Alignment-independent bilinear multivariate modelling (AIBIMM) for global analyses of 16S rRNA gene phylogeny

Rudi, Knut; Zimonja, Monika; Næs, Tormod


Tidsskrift: International Journal of Systematic and Evolutionary Microbiology, vol. 56, p. 10–1, 2006

Internasjonale standardnumre:
Trykt: 1466-5026
Elektronisk: 1466-5034

Open Access: none

Alignment-independent phylogenetic methods have interesting properties for global phylogenetic reconstructions, particularly with respect to speed and accuracy. Here, we present a novel multimer-based alignment-independent bilinear mathematical modelling (AIBIMM) approach for global 16S rRNA gene phylogenetic analyses. In AIBIMM, jackknife cross-validated principal component analyses (PCA) are used to explain the variance in nucleotide n-mer frequency data. We compared AIBIMM with alignment-based distance, maximum-parsimony and maximum-likelihood phylogenetic methods, analysing taxa belonging to the Proteobacteria (n=82), Actinobacteria (n=30) and Archaea (n=7). These analyses indicated an attraction between the Actinobacteria and Archaea for the traditional methods, with the two taxa Acidimicrobium and Rubrobacter at the root of the tree. AIBIMM, on the other hand, showed that the Actinobacteria was tightly clustered, with Acidimicrobium and Rubrobacter within a distinct subgroup of the Actinobacteria.

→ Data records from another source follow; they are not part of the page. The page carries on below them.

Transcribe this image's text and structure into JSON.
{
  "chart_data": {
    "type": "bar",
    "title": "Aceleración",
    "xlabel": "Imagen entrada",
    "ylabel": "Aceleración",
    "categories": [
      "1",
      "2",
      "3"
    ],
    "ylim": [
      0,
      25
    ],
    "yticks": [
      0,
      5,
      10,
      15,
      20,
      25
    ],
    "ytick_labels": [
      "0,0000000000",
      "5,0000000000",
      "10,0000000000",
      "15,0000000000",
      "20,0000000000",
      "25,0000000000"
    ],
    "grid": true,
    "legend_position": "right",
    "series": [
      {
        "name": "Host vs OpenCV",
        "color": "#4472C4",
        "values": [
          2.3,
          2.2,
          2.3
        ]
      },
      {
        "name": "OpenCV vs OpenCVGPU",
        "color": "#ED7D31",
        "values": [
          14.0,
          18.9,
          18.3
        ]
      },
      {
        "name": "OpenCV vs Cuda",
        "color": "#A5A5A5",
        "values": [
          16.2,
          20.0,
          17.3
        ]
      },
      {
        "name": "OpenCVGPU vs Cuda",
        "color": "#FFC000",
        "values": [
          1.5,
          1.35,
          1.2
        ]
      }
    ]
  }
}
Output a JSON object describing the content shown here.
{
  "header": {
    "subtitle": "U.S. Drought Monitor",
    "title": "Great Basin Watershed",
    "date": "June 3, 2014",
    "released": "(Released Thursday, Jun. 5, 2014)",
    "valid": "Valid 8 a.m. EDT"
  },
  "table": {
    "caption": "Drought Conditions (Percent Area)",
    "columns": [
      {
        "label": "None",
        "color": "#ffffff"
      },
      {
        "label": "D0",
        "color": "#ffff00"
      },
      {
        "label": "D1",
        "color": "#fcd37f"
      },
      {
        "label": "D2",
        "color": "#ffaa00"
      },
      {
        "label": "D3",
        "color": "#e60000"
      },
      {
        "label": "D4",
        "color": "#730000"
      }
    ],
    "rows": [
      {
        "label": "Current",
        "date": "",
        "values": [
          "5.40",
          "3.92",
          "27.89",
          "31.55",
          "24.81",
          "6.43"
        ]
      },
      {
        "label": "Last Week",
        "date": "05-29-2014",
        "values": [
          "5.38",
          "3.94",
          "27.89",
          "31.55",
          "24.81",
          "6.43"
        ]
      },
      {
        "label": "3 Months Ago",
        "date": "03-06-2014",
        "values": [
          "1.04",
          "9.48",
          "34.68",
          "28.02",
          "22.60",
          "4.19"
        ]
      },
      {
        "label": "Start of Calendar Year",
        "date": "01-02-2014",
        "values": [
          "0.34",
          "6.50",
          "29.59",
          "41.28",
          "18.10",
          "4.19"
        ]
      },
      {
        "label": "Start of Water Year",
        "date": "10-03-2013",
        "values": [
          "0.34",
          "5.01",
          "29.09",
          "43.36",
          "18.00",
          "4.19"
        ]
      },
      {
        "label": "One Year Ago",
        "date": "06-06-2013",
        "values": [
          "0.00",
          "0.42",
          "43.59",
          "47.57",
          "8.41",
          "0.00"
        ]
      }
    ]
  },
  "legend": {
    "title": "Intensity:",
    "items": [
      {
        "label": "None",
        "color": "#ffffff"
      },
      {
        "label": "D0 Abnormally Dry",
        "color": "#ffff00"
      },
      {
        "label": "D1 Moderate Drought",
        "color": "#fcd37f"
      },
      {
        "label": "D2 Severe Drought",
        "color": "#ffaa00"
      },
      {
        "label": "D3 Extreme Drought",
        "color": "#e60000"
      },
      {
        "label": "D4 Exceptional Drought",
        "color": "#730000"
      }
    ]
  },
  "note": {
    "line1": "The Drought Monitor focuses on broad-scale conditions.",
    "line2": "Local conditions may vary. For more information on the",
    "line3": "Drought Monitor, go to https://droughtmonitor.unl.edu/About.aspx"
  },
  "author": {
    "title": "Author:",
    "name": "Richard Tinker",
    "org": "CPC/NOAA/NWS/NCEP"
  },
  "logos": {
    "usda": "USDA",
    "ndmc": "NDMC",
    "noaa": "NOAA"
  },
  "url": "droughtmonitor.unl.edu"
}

The application of AIBIMM was further evaluated, analysing full-length 16S rRNA gene sequences for 2818 taxa representing the prokaryotic domains. We obtained a highly structured description of the prokaryote diversity. Sample-to-model (Si) distances were also determined for taxa included in our work. We determined Si distances for models of the six major subgroups of taxa detected in the global analyses, in addition to nested subgroups within the Alphaproteobacteria. The Si-distance evaluation showed a very good separation of the taxa within the models from those outside. We conclude that AIBIMM represents a novel phylogenetic framework suitable for accommodating the current exponential growth of 16S rRNA gene sequences in the public domain.